Monday, March 29, 2010

For May First

Gearing up for the May 1st immigrant rights mobilization, here are data to clarify the debate, from the Center for Economic and Policy Research:

• Immigrant workers come from Mexico (32%), the Philippines (4.9%),
India (4.9%), China (4.2%) and El Salvador (3.5%) -- top five
country-suppliers

• Immigrant workers comprise 15% of the workforce and 13% of unionized workers

• Immigrant workers who are unionized earn about $5 more per hour than
non-unionized workers.

It's curious that the Philippines -- which is quite a distance from the US and with a smaller population -- should rank equal to India. I am surmising that the Western-style educational system, a product of colonialism, comprises part of the impetus for emigration. I have to check whether the gender ratio for the Philippines (65% female) holds true for the other countries.

Being a predominantly female population has its advantages and disadvantages. The push to build a women's network is there; but the vulnerability to a predator (and that has many meanings to me, including political; many entities profess to be pro-woman but actually work to bring women under patriarchal control) is also pronounced.

Building sisterhood is always a step forward but replicating feudal or nativist power hierarchies among women works against equality. Such hierarchies are usually patriarchal based. Hierarchies, to my mind, should only be based on skill, ability, knowledge and capacity for work, so they represent more of a structure of competence and wisdom than anything else.

The drive for women's emancipation has or should have the undercurrent of enabling women to engage with one another and with society on the basis of democratic equality. The drive for women's liberation builds on this internal emancipation and pushes forward to crush class and other structures that exploit and oppress women. Minus one or the other and everything backslides.

My two cents for this month. -- ##

Monday, March 08, 2010

Factoids For International Women's Day

Alexandra Kollontai, the only woman in Lenin’s Central Committee, wrote about her life and gave the book the title “Autobiography of a Sexually Liberated Woman.”
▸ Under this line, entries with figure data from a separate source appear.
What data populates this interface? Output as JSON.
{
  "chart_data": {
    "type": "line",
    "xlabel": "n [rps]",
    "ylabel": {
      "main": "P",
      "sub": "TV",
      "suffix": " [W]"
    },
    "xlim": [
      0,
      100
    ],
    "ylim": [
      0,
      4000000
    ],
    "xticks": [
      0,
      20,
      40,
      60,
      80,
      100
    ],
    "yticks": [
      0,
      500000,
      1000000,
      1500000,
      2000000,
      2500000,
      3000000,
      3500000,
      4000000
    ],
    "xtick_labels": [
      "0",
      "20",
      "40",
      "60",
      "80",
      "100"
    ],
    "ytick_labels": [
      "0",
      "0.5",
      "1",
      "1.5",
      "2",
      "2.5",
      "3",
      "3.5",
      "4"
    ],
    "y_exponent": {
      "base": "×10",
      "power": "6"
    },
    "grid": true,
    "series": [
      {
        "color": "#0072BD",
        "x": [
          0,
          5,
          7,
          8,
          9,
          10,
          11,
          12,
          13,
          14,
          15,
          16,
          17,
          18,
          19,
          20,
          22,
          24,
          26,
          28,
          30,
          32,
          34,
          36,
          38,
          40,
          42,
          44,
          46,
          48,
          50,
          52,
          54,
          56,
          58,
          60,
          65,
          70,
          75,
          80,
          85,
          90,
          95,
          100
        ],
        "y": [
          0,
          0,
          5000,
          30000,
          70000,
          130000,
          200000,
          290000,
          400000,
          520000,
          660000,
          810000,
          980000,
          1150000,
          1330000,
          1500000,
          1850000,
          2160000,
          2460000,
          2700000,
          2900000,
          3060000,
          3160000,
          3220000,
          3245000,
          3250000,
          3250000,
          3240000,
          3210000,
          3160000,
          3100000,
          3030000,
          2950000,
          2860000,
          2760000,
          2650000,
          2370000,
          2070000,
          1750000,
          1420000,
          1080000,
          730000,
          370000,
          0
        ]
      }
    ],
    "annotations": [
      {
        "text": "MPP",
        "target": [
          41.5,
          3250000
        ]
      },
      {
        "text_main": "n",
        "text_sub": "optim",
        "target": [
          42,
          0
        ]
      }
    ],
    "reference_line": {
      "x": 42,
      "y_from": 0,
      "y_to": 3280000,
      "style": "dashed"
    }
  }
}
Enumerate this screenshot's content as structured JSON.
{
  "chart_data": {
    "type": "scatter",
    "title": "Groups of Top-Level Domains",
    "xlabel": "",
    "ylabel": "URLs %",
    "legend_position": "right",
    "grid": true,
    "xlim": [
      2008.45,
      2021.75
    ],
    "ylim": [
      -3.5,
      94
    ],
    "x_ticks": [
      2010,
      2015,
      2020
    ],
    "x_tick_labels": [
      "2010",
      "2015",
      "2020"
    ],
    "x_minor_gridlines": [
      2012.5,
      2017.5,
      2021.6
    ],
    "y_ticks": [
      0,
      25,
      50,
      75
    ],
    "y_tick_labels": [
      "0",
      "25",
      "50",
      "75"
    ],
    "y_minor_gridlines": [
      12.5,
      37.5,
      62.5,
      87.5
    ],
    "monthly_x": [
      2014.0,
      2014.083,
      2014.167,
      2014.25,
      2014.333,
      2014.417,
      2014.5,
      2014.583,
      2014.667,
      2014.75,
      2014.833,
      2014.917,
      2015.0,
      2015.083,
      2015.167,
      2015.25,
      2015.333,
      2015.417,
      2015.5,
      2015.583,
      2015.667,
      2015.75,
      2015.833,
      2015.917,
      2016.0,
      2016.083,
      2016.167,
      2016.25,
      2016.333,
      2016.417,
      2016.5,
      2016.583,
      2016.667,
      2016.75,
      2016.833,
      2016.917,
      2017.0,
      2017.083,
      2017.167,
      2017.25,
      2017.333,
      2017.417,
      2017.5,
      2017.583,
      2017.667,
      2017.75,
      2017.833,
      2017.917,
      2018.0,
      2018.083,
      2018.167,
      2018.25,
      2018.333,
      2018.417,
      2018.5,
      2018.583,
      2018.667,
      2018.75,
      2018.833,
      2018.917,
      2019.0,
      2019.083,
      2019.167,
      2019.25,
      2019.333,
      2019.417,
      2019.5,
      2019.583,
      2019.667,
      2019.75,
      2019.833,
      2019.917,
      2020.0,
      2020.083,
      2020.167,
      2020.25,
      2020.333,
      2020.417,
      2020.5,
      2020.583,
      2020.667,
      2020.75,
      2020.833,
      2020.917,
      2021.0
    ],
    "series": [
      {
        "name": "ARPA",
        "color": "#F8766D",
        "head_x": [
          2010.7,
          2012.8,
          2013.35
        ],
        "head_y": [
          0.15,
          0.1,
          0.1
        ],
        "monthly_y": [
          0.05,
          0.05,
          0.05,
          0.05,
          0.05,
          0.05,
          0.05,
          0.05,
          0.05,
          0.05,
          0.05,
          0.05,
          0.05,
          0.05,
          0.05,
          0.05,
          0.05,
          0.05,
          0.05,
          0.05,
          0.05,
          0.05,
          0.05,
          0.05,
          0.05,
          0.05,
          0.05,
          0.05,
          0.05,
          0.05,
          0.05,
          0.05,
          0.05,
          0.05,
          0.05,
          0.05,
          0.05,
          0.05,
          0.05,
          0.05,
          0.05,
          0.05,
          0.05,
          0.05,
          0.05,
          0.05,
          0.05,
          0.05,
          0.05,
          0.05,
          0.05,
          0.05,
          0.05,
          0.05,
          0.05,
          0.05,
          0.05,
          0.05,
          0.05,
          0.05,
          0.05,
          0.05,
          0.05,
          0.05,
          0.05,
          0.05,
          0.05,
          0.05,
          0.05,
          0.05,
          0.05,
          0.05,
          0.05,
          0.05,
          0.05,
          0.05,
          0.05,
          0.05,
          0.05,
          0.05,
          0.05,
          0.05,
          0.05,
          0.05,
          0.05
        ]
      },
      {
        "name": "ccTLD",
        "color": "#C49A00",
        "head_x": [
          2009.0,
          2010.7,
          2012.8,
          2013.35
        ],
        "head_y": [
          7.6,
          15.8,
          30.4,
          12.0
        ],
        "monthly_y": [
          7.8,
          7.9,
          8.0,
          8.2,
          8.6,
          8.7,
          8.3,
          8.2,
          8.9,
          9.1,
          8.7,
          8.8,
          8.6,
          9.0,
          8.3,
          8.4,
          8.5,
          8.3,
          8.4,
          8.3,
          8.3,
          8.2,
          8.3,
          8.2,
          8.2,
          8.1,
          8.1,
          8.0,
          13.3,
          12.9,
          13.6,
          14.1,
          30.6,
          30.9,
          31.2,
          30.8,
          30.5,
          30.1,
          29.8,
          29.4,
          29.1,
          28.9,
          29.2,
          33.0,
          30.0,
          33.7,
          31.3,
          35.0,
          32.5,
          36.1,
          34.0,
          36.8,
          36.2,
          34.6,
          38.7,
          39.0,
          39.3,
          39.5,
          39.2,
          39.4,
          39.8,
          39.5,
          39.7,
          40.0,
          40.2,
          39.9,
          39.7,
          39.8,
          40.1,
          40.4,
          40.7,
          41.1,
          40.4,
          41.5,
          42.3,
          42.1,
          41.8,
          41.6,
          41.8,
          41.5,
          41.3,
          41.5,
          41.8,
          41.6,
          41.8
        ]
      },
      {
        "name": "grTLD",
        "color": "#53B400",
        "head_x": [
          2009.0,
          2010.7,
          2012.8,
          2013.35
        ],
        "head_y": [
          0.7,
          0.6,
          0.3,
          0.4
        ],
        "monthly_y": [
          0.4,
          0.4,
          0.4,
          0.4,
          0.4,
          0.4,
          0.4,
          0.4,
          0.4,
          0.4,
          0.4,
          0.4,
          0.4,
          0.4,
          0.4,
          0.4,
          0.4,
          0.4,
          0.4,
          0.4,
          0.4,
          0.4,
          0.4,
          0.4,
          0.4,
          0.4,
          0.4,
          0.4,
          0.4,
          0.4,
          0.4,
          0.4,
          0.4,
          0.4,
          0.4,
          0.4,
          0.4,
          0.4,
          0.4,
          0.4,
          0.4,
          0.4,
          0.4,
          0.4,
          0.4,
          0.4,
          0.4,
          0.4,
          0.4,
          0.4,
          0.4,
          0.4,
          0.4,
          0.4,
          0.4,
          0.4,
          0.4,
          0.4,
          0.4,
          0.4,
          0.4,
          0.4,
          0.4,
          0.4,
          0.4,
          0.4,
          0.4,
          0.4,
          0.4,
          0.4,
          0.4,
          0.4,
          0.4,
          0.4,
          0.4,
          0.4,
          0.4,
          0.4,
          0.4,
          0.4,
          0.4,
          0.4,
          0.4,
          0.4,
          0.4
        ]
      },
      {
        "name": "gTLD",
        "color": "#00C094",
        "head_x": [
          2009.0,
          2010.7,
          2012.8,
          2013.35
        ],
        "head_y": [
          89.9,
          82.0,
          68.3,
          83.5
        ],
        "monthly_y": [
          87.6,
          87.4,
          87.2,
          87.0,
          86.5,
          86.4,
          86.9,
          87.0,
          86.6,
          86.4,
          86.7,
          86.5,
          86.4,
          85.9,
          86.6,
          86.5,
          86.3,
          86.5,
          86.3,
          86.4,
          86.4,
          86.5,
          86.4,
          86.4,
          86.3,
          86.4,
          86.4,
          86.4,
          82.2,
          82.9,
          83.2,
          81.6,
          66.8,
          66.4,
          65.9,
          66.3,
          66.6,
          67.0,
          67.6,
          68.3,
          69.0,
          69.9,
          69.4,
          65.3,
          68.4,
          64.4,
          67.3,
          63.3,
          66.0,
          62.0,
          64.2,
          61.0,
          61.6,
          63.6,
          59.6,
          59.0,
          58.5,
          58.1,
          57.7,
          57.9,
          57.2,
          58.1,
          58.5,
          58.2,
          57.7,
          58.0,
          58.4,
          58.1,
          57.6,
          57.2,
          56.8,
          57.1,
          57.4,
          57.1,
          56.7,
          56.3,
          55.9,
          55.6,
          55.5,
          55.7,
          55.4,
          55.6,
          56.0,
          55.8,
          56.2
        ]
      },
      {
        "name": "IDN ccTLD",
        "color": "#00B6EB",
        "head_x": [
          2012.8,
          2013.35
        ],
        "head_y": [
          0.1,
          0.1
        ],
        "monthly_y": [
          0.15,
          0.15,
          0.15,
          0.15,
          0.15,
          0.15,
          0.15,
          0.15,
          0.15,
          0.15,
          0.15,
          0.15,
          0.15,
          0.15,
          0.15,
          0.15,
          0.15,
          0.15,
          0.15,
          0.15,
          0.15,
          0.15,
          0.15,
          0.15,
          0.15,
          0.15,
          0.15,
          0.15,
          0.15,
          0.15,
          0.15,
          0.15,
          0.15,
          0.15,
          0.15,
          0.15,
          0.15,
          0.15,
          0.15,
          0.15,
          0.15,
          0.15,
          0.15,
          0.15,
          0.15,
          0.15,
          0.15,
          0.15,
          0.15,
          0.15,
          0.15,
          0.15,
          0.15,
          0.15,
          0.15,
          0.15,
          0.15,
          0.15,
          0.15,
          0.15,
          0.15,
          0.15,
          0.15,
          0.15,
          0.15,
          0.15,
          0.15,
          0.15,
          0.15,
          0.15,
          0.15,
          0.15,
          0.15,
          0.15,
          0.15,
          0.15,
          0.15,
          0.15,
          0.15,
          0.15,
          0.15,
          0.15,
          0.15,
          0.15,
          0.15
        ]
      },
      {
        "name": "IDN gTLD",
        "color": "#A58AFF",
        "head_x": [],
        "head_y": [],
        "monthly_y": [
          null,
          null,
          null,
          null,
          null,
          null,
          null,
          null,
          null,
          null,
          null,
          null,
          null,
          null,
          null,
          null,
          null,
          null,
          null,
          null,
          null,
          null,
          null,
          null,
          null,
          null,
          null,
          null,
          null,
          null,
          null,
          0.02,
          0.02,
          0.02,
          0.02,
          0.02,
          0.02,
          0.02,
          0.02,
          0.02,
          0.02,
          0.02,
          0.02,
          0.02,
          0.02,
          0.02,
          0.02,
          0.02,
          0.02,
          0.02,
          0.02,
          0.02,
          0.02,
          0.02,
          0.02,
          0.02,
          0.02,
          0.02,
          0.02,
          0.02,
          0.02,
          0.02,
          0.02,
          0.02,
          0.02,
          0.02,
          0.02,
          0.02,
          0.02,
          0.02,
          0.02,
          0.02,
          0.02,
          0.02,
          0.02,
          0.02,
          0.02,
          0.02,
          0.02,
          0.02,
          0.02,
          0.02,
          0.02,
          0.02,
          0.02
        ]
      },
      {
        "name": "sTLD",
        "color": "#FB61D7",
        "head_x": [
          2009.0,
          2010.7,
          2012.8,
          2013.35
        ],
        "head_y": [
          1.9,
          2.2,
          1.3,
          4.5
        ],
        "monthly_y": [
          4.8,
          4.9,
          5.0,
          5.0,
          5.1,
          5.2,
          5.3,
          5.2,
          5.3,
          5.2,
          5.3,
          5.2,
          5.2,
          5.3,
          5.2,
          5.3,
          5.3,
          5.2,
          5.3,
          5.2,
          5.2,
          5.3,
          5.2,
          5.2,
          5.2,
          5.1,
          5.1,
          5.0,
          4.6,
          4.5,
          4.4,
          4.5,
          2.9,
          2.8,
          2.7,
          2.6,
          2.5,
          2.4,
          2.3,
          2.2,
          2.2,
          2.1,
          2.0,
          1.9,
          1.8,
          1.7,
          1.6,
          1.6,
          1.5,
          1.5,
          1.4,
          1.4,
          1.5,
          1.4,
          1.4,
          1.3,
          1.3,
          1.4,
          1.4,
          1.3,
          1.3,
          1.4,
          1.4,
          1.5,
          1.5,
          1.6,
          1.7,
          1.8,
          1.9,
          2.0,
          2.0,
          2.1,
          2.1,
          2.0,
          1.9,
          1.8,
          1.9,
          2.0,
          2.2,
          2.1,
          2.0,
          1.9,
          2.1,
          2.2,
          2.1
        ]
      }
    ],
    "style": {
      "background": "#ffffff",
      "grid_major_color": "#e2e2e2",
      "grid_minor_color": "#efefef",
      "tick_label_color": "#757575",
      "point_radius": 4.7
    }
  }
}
After the death of Ossip Zetkin, her lover and comrade, Clara Zetkin married George Friedlich Zundel who was 18 years her junior.

Saturday, March 06, 2010

Better Educated But Still Crummy Jobs, Pay

Saw this at www.globalsister.org.

Although more than half of the enrolled students around the world are women and girls, increased education has not lead to corresponding gender equality and achievement levels in employment and politics, and with regard to social norms. At all levels of education, school curiricula reinforce negative/traditional stereotypes of women as home makers, mothers, and devalued members of society. At the university level, many women are still confined to studying “soft” subjects within the social sciences, whereas men continue to dominate “hard” fields, like engineering, math, and technology.
....

In the Philippines, women have higher literacy scores than men, and more than twice as many women graduate from college (17.83% of women compared to 8.24% of men). However, women only represent 20% of engineering and law students, predominantly receiving degrees in female-dominated fields, like education and health. And alarmingly, in several regions of the world, for example Africa and parts of Latin America, while the majority of enrolled students are still female, the number of women and girls enrolled in school is declining.


It validates one distressing observation: Philippine women have just about done all the prescribed solutions to inequality but continuously find themselves in worse situations of gender oppression and exploitation. Note that majority of exported domestic workers from the Philippines are educated, some at post-grad level. And yet they find themselves back at household work. I half-suspect that calling such domestic workers serve to hide what should have been glaring: their re-feudalization in terms of the character of the work and in terms of what obligates them to accept becoming exported.

Oh, please, enough with the poverty narrative! That's just not the totality of it. - #

Tuesday, March 02, 2010

Factoid

From Global Issues.org:

"For every $1 in aid a developing country receives, over $25 is spent on debt repayment."

"The poorer the country, the more likely it is that debt repayments are being extracted directly from people who neither contracted the loans nor received any of the money."

Is there a presidential candidate who will promise NOT to borrow or beg for aid?